NBC's decision to put this hyper-energetic, entrepreneurial whiz kid in charge of its entertainment division is the right move, but not necessarily for the reasons you'd expect.
Sure, he knows good TV (witness "The Office," "Ugly Betty," etc.) Last year, he had a sitcom, a drama and a reality show on the air simultaneously. And remember, this is a man still nearly a half-decade from marking his 40th birthday.
What NBC is really getting with Ben Silverman is an executive who realizes that content isn't about a specific delivery platform. The screen it's consumed on is secondary to the story being told. If the networks have any chance of making their trains fly, they'll need people who really believe that, not just execs who pay lip service to the concept while doing all they can to sustain the legacy model.
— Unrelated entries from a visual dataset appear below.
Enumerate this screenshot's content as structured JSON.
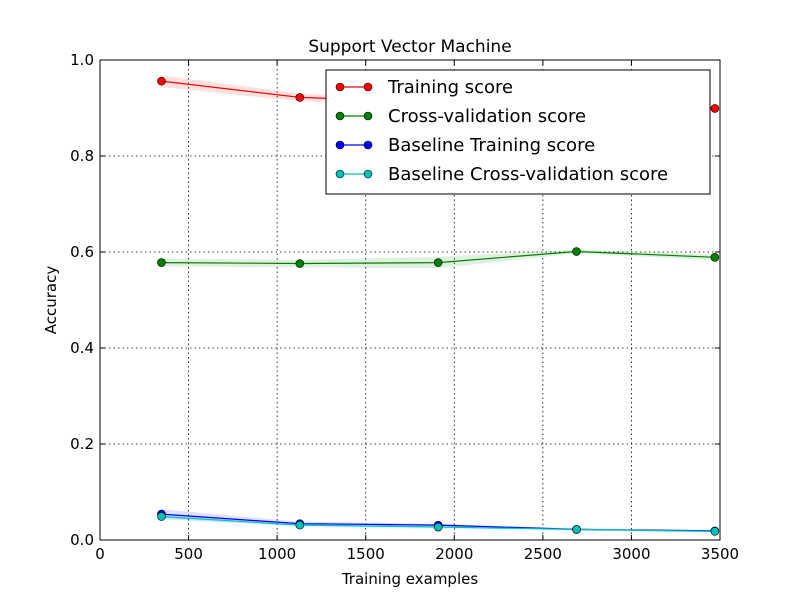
{
  "chart_data": {
    "type": "line",
    "title": "Support Vector Machine",
    "xlabel": "Training examples",
    "ylabel": "Accuracy",
    "xlim": [
      0,
      3500
    ],
    "ylim": [
      0.0,
      1.0
    ],
    "xticks": [
      0,
      500,
      1000,
      1500,
      2000,
      2500,
      3000,
      3500
    ],
    "yticks": [
      0.0,
      0.2,
      0.4,
      0.6,
      0.8,
      1.0
    ],
    "xtick_labels": [
      "0",
      "500",
      "1000",
      "1500",
      "2000",
      "2500",
      "3000",
      "3500"
    ],
    "ytick_labels": [
      "0.0",
      "0.2",
      "0.4",
      "0.6",
      "0.8",
      "1.0"
    ],
    "grid": true,
    "legend_position": "top-right",
    "x": [
      347,
      1128,
      1909,
      2690,
      3471
    ],
    "series": [
      {
        "name": "Training score",
        "color": "#ff0000",
        "values": [
          0.956,
          0.922,
          0.912,
          0.905,
          0.899
        ],
        "band": [
          0.012,
          0.008,
          0.006,
          0.005,
          0.004
        ]
      },
      {
        "name": "Cross-validation score",
        "color": "#008000",
        "values": [
          0.578,
          0.576,
          0.578,
          0.601,
          0.589
        ],
        "band": [
          0.008,
          0.008,
          0.012,
          0.004,
          0.006
        ]
      },
      {
        "name": "Baseline Training score",
        "color": "#0000ff",
        "values": [
          0.054,
          0.034,
          0.031,
          0.022,
          0.019
        ],
        "band": [
          0.01,
          0.004,
          0.003,
          0.002,
          0.002
        ]
      },
      {
        "name": "Baseline Cross-validation score",
        "color": "#00bfbf",
        "values": [
          0.049,
          0.031,
          0.027,
          0.022,
          0.018
        ],
        "band": [
          0.006,
          0.004,
          0.004,
          0.003,
          0.003
        ]
      }
    ]
  }
}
Ben's also advertiser-friendly to an almost absurd degree, and as a producer has been frustrated at times by his limited ability to work directly with marketers on branded entertainment concepts. When he's running NBC's entertainment offerings across broadcast, cable and the Internet, he'll have the chance to form meaningful partnerships.
The danger, as always, is that he will be turned by the bureaucracy into just another network-TV programmer, a job that's still attractive to any 36-year-old in Hollywood—yes, even today. Still, in a match between the status quo and Silverman, my money's on Ben.